I will try to make a replicatable example.
Is there an oracle i can run within container?

@syniex A test case would be great. This issue is important for us to fix.

Try:

docker run -d -p 1521:1521 --name free -e ORACLE_PASSWORD=oracle -e APP_USER=scott -e APP_USER_PASSWORD=tiger -v oracle-volume:/opt/oracle/oradata gvenzl/oracle-free:slim

or look at https://github.com/oracle/python-oracledb/tree/main/samples/sample_container

Also see https://github.com/oracle/docker-images/tree/main/OracleDatabase

@cjbj
I can't seems to get a test case working using local database.
How do you want to processed.

In the producation enviroment the database is remote.
The query takes about 34-35 seconds to get the result (server became kinda slow lately).

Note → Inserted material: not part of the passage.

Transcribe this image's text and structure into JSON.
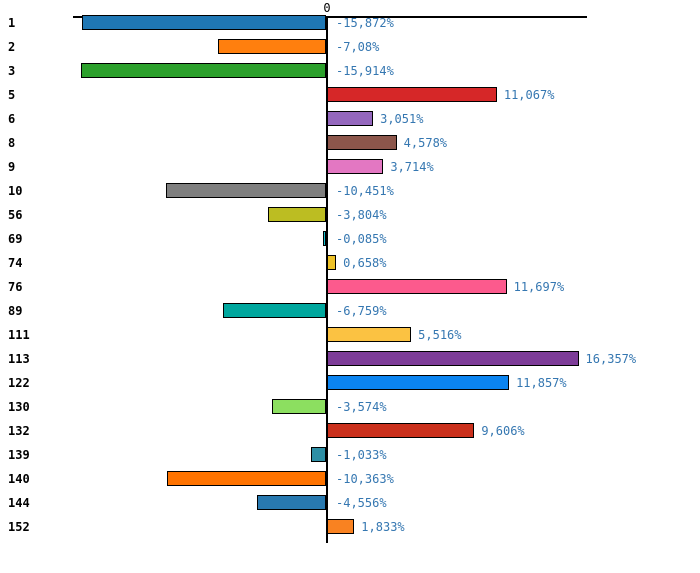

Any information i can provide?

@anthony-tuininga I could not get a test case, Is there anything else i can do?

We have reviewed the code but without a testcase we cannot progress this. We'd love to resolve it, so if anyone can give us a testcase, we would be very happy.

I just pushed some changes that may address this issue. If you are able to build from source you can see if that is indeed the case. This change will be part of python-oracledb 2.4.0 which is scheduled to be released soon.

@anthony-tuininga
I will try it tommorow and will try to update you with results.

FYI, the changes were included in python-oracledb 2.4.0 which was just released. Please do let me know if that release resolves the issue for you!

Hi @anthony-tuininga Is there any version history that records the root cause of this issue? I didn't find much related information in the 2.4.0 release notes. Thanks!

@Weiyi-Chung since we couldn't ever reproduce the problem, we don't know what the issue is. However @anthony-tuininga spotted some areas for improvement in the async implementation while he was adding Pipelining support and there's a chance that the changes made in that feature fix this issue.